Weekend Roundup: Super Mario Smartwatch; Deepfaking Bourdain

It’s the weekend! Before you shut down for some much-needed relaxation, let’s revisit some of the biggest tech stories from the week that you might have missed, including the unveiling of Windows 365, a Super Mario-themed smartwatch, and the deepfaking of a culinary icon. 

Super Mario Smartwatch

How much do you love Super Mario? If you answered, “Enough to plunk down $2,000 for a Super Mario-themed smartwatch,” TAG Heuer has just the thing for you. The TAG Heuer Connected X Super Mario Limited Edition timepiecehas a steel body (engraved in places with the distinctive ‘M’ from Mario’s cap), a sapphire touchscreen, and runs Wear OS. As you might expect, the digital watch-faces are all Mario-themed.   

Before you shell out that $2,000, though, be warned: By smartwatch standards, Wear OS is an old and outdated operating system. Samsung and Google are currently working on a successor OS, potentially dubbed “Wear,” that will replace the current Wear OS. It’s a big question whether current Wear OS devices will update to this new operating system once it rolls out, but if they can’t, then your Super Mario smartwatch might become a very expensive paperweight before too long.  

If you have a lot of money burning in your pocket, and an unhealthy obsession with Super Mario, also consider that really old Nintendo game cartridges featuring the character are selling for as much as a New York City apartment. 

Windows 365

Perhaps it was inevitable: Microsoft is releasing a cloud-based version of Windows, dubbed “Windows 365.” In theory, that will allow anyone to access the operating system and everything on it, including data and apps, from pretty much anywhere with a web connection.

“The Windows experience is consistent, no matter the device,” reads Microsoft’s statement on the matter. “You can pick up right where you left off, because the state of your Cloud PC remains the same, even when you switch devices. You can get the same work done on a laptop in a hotel room, a tablet from their car between appointments, or your desktop while you’re in the office. Seasonal workers also can ramp on and off according to the needs of the business, allowing the organization to scale for busy periods without the complicated logistical and security challenges of issuing new hardware.”

For years, Microsoft has also been forced to deal with millions of Windows users who refused to upgrade from aging OS versions—Windows XP hung around forever, as did Windows 7. By transitioning Windows to the cloud, Microsoft likely hopes it can persuade all those users to give up their aging, increasingly unsecure Windows versions in favor of something that can be continuously updated. 

Faking Bourdain

Deepfakes, or the use of machine learning and artificial intelligence (A.I.) to create synthetic versions of folks’ faces and voices, are rapidly becoming one of the biggest ethical issues in tech. There are widespread concerns that bad actors will use deepfakes to harass and embarrass people, or even commit fraud. Meanwhile, celebrities are increasingly worried about their digital likeness being used without their permission.

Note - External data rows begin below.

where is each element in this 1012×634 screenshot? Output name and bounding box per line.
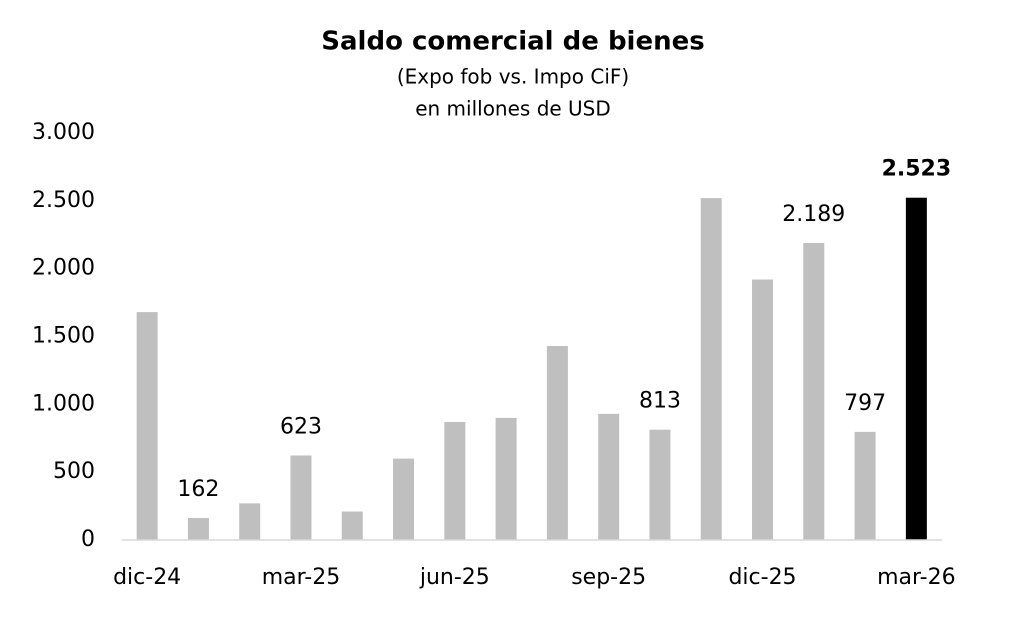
bar xyxy=(136,312,158,540)
bar xyxy=(649,429,671,540)
x-tick-label: jun-25 xyxy=(419,565,490,590)
bar xyxy=(546,345,568,540)
y-tick-label: 0 xyxy=(81,527,95,552)
x-tick-label: dic-25 xyxy=(728,565,796,590)
bar xyxy=(290,455,312,540)
x-tick-label: mar-25 xyxy=(262,565,340,590)
bar xyxy=(598,413,620,540)
chart-subtitle: en millones de USD xyxy=(415,97,611,121)
bar xyxy=(854,431,876,540)
y-tick-label: 1.500 xyxy=(32,324,95,349)
bar xyxy=(905,197,927,540)
data-label: 813 xyxy=(639,389,681,414)
data-label: 2.189 xyxy=(782,202,845,227)
data-label: 162 xyxy=(177,477,219,502)
y-tick-label: 2.000 xyxy=(32,256,95,281)
bar xyxy=(700,198,722,540)
bar xyxy=(444,421,466,540)
bar xyxy=(187,518,209,540)
x-tick-label: mar-26 xyxy=(877,565,955,590)
data-label: 2.523 xyxy=(882,157,952,182)
y-tick-label: 1.000 xyxy=(32,391,95,416)
chart-subtitle: (Expo fob vs. Impo CiF) xyxy=(397,65,629,89)
x-tick-label: dic-24 xyxy=(113,565,181,590)
y-tick-label: 500 xyxy=(53,459,95,484)
chart-title: Saldo comercial de bienes xyxy=(321,27,704,57)
bar xyxy=(752,279,774,540)
bar xyxy=(239,503,261,540)
data-label: 623 xyxy=(280,414,322,439)
y-tick-label: 2.500 xyxy=(32,188,95,213)
x-tick-label: sep-25 xyxy=(571,565,646,590)
y-tick-label: 3.000 xyxy=(32,120,95,145)
bar xyxy=(803,243,825,540)
bar xyxy=(393,458,415,540)
bar xyxy=(341,511,363,540)
bar xyxy=(495,417,517,540)
data-label: 797 xyxy=(844,391,886,416)
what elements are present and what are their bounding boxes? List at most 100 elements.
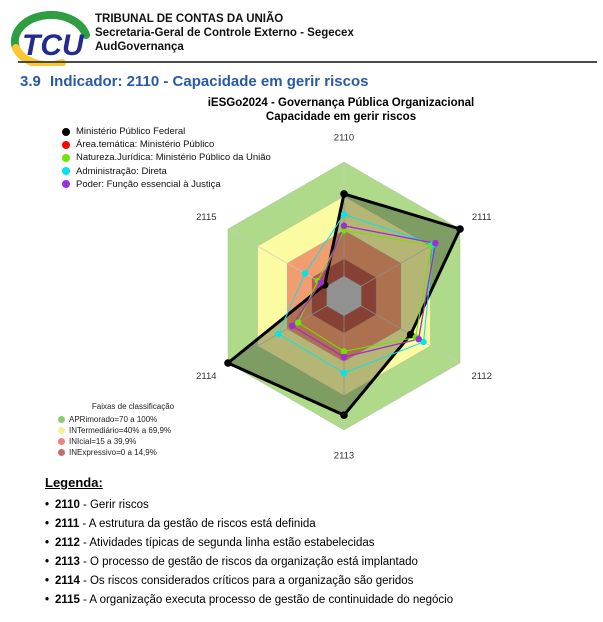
series-legend-item: Administração: Direta [62, 165, 271, 178]
radar-spoke [227, 295, 345, 364]
org-unit: AudGovernança [95, 41, 184, 53]
chart-title: iESGo2024 - Governança Pública Organizac… [207, 97, 475, 109]
radar-data-point [288, 322, 296, 330]
series-legend-item: Área.temática: Ministério Público [62, 138, 271, 151]
radar-axis-label: 2115 [196, 212, 216, 223]
band-label: INTermediário=40% a 69,9% [69, 426, 172, 435]
radar-chart: 2110 2111 2112 2113 2114 2115 [196, 133, 492, 462]
band-label: INExpressivo=0 a 14,9% [69, 448, 157, 457]
section-number: 3.9 [20, 73, 41, 90]
radar-axis-label: 2112 [471, 371, 491, 382]
radar-data-point [340, 353, 348, 361]
radar-data-point [340, 190, 348, 198]
bullet-icon: • [45, 575, 50, 587]
legend-item-text: - A estrutura da gestão de riscos está d… [82, 518, 316, 530]
series-color-dot-icon [62, 153, 70, 162]
radar-data-point [432, 240, 439, 247]
classification-bands-legend: Faixas de classificação APRimorado=70 a … [58, 402, 228, 458]
legend-item: • 2110- Gerir riscos [45, 496, 585, 515]
radar-spoke [343, 228, 461, 297]
radar-data-point [415, 335, 422, 343]
section-heading: 3.9 Indicador: 2110 - Capacidade em gerir… [20, 73, 368, 90]
legend-item-text: - Gerir riscos [82, 499, 149, 511]
series-legend-item: Ministério Público Federal [62, 125, 271, 138]
chart-titles: iESGo2024 - Governança Pública Organizac… [80, 96, 602, 124]
org-secretariat: Secretaria-Geral de Controle Externo - S… [95, 27, 354, 39]
radar-data-point [301, 270, 309, 277]
legend-item: • 2112- Atividades típicas de segunda lin… [45, 534, 585, 553]
radar-axis-label: 2110 [334, 133, 354, 144]
legend-item-code: 2114 [55, 575, 80, 587]
legend-heading: Legenda: [45, 475, 103, 490]
header-divider [18, 61, 597, 63]
classification-band-item: INExpressivo=0 a 14,9% [58, 447, 228, 458]
chart-subtitle: Capacidade em gerir riscos [265, 111, 417, 123]
legend-item: • 2111- A estrutura da gestão de riscos e… [45, 515, 585, 534]
radar-data-point [340, 222, 348, 230]
band-color-dot-icon [58, 449, 65, 456]
series-color-dot-icon [62, 180, 70, 189]
classification-band-item: INIcial=15 a 39,9% [58, 436, 228, 447]
section-title: Indicador: 2110 - Capacidade em gerir ri… [50, 73, 369, 90]
radar-axis-label: 2113 [334, 451, 354, 462]
org-name: TRIBUNAL DE CONTAS DA UNIÃO [95, 13, 284, 25]
series-legend-item: Poder: Função essencial à Justiça [62, 178, 271, 191]
radar-axis-label: 2111 [472, 212, 492, 223]
legend-item-code: 2113 [55, 556, 80, 568]
tcu-logo-text: TCU [22, 29, 85, 62]
radar-data-point [294, 319, 302, 326]
legend-item-code: 2111 [55, 518, 80, 530]
legend-item-text: - O processo de gestão de riscos da orga… [82, 556, 418, 568]
series-color-dot-icon [62, 140, 70, 149]
legend-item-text: - Atividades típicas de segunda linha es… [82, 537, 375, 549]
bullet-icon: • [45, 594, 50, 606]
bullet-icon: • [45, 499, 50, 511]
band-color-dot-icon [58, 438, 65, 445]
legend-item-code: 2115 [55, 594, 80, 606]
letterhead: TRIBUNAL DE CONTAS DA UNIÃO Secretaria-G… [95, 12, 575, 54]
classification-band-item: APRimorado=70 a 100% [58, 414, 228, 425]
legend-item: • 2115- A organização executa processo de… [45, 591, 585, 610]
radar-data-point [340, 348, 348, 355]
classification-bands-title: Faixas de classificação [91, 402, 175, 411]
band-label: APRimorado=70 a 100% [69, 415, 158, 424]
series-legend-label: Área.temática: Ministério Público [76, 139, 215, 151]
radar-data-point [275, 330, 282, 338]
legend-item-code: 2112 [55, 537, 80, 549]
band-color-dot-icon [58, 427, 65, 434]
tcu-logo-green-swoosh [10, 10, 90, 52]
radar-data-point [340, 411, 348, 419]
radar-data-point [340, 211, 348, 218]
series-legend-label: Poder: Função essencial à Justiça [76, 178, 221, 190]
bullet-icon: • [45, 556, 50, 568]
radar-data-point [317, 279, 324, 286]
legend-section: Legenda: • 2110- Gerir riscos • 2111- A est… [45, 475, 585, 610]
legend-item: • 2114- Os riscos considerados críticos p… [45, 572, 585, 591]
series-legend: Ministério Público Federal Área.temática:… [62, 125, 271, 191]
series-legend-label: Administração: Direta [76, 165, 167, 177]
radar-data-point [456, 225, 464, 233]
legend-item: • 2113- O processo de gestão de riscos da… [45, 553, 585, 572]
band-color-dot-icon [58, 416, 65, 423]
radar-data-point [224, 359, 232, 367]
legend-list: • 2110- Gerir riscos • 2111- A estrutura da… [45, 496, 585, 610]
tcu-logo: TCU [10, 10, 90, 66]
series-legend-label: Natureza.Jurídica: Ministério Público da… [76, 152, 271, 164]
legend-item-text: - A organização executa processo de gest… [82, 594, 454, 606]
radar-axis-label: 2114 [196, 371, 216, 382]
legend-item-code: 2110 [55, 499, 80, 511]
bullet-icon: • [45, 537, 50, 549]
series-color-dot-icon [62, 167, 70, 176]
radar-data-point [340, 369, 348, 377]
series-legend-label: Ministério Público Federal [76, 126, 186, 138]
legend-item-text: - Os riscos considerados críticos para a… [82, 575, 414, 587]
radar-data-point [340, 227, 348, 234]
classification-band-item: INTermediário=40% a 69,9% [58, 425, 228, 436]
bullet-icon: • [45, 518, 50, 530]
series-color-dot-icon [62, 127, 70, 136]
series-legend-item: Natureza.Jurídica: Ministério Público da… [62, 151, 271, 164]
radar-data-point [420, 338, 427, 346]
radar-spoke [343, 295, 461, 364]
band-label: INIcial=15 a 39,9% [69, 437, 137, 446]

Into this heated debate wades the new documentary about the late chef-turned-documentarian Anthony Bourdain. Titled “Roadrunner,” it’s not the sort of thing that would ordinarily spark concerns over the use of technology. However, director Morgan Neville has admitted that he used A.I. to create a synthetic clip of Bourdain’s voice reading an email aloud.

“We can have a documentary-ethics panel about it later,” Neville reportedly told the New Yorker. But it also brings up some pressing issues right now: If A.I. is sophisticated enough to replicate someone’s voice with reasonable accuracy, should we place more controls on how this technology is used? Did Bourdain’s estate sign off on this?

That’s it, everyone! Have a great weekend!